Masya Alloh, luar biasa, tidak tahu kenapa, saatnya menerangkan tiba, lisan ini begitu deras mengalirkan kata, lancar. Mengutip lagu Ebiet G.Ad, riuh mengalir bagai gerimis. Cerah pikiran seperti menerangi sebidang papan tulis, kemudian mata batin membaca papan itu, mengirimkan ke lisan berangkai-rangkai kata. Tak biasanya aku mampu ceramah selancar ini. Beban-beban jiwa pembuat gagap yang biasa kurasakan, entah kenapa malam ini tertanggalkan. Berganti kelurusan, kelancaran, yang membuat para hadirin, antusias mendengarkanku hingga tuntas.

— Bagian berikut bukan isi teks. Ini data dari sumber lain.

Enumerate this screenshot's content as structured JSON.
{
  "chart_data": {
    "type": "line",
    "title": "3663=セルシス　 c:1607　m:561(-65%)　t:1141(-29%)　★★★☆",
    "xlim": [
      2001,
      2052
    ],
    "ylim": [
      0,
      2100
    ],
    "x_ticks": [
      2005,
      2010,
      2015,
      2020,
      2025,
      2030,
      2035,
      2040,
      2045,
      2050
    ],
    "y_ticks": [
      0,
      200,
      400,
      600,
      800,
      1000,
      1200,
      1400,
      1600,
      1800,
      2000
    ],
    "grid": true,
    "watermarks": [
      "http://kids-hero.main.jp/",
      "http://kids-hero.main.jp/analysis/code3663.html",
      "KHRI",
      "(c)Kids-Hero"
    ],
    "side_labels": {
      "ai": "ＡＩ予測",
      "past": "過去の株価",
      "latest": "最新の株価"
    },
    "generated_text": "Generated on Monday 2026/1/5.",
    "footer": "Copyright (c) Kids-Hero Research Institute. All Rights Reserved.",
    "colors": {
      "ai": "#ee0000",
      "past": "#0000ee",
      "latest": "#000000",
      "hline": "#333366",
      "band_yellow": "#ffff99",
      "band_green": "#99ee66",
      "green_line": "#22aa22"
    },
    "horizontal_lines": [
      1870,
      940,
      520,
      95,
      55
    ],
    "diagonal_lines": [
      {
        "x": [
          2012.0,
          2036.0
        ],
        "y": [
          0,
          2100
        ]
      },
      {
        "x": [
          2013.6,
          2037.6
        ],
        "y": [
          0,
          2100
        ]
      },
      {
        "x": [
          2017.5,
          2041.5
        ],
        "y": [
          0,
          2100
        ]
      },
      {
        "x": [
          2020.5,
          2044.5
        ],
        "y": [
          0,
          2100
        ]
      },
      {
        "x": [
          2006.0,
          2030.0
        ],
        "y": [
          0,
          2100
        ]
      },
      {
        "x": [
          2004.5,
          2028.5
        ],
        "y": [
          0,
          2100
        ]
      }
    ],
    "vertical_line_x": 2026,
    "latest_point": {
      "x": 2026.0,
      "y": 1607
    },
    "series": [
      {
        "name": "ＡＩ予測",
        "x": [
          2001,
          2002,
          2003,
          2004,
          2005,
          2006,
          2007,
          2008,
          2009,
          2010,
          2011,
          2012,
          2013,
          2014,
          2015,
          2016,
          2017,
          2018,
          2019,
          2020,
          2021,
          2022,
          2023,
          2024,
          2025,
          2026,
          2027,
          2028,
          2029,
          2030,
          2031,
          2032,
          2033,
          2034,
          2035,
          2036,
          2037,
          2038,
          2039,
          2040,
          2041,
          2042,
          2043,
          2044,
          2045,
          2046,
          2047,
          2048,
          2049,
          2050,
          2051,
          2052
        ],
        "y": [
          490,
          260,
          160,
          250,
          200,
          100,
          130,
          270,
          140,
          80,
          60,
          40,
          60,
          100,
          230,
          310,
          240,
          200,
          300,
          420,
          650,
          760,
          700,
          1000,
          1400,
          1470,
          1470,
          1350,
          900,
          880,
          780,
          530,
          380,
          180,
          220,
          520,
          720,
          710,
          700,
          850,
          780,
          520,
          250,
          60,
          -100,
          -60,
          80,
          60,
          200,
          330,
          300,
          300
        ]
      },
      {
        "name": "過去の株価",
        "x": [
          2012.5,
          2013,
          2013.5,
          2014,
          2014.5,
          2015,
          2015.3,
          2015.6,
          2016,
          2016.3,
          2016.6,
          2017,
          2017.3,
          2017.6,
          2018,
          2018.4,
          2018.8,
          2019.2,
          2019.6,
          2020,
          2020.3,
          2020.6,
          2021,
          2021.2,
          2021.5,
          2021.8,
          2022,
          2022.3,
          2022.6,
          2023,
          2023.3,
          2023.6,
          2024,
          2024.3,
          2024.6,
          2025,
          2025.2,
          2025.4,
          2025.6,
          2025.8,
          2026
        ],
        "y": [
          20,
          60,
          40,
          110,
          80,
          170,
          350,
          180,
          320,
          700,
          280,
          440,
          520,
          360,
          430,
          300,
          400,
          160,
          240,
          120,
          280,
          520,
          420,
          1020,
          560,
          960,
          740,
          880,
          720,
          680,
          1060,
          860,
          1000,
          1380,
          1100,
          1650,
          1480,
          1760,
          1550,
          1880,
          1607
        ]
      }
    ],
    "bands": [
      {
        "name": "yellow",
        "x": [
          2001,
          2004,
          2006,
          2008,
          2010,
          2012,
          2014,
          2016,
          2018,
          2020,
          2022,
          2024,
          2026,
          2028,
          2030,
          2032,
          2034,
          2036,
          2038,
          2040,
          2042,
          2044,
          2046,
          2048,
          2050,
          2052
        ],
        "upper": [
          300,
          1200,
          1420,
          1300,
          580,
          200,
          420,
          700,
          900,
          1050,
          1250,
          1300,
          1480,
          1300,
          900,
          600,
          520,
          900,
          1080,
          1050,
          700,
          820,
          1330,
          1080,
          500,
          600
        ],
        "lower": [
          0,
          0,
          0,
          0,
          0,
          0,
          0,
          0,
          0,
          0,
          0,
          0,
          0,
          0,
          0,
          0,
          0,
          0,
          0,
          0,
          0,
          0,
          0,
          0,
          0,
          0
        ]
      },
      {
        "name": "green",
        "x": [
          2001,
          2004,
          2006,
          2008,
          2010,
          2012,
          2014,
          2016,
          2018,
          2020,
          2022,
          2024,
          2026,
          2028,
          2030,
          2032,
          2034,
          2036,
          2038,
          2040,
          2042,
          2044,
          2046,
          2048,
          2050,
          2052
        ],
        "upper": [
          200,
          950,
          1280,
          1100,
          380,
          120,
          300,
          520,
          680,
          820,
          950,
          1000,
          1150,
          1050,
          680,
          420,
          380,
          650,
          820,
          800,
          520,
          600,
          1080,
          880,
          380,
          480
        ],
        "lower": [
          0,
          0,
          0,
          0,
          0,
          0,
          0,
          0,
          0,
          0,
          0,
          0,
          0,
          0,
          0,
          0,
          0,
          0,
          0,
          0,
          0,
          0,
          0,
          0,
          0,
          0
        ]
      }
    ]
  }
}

Tengah malam aku terbangun, tangan kanan meraba-raba, maaf, bukan kepada istri, melainkan ke mejas kecil di samping ranjang, mencari buku den balpoin, lalu dalam remang suasana kamar, kutulis kata-kata, yang sejak tadi telah mengkristal di kepala: "Sepertinya ada beban-beban dalam jiwaku, yang jika aku membiarkannya, beban itu sangat mengganggu kelancaran bicaraku, namun saat ketika membuangnya, pikiran terangku akan terpancar--terpancar pada kejernihan kata-kata, dan satu cara terpraktis membuangnya, adalah dengan menolong orang lain, yang sangat membutuhkan kita."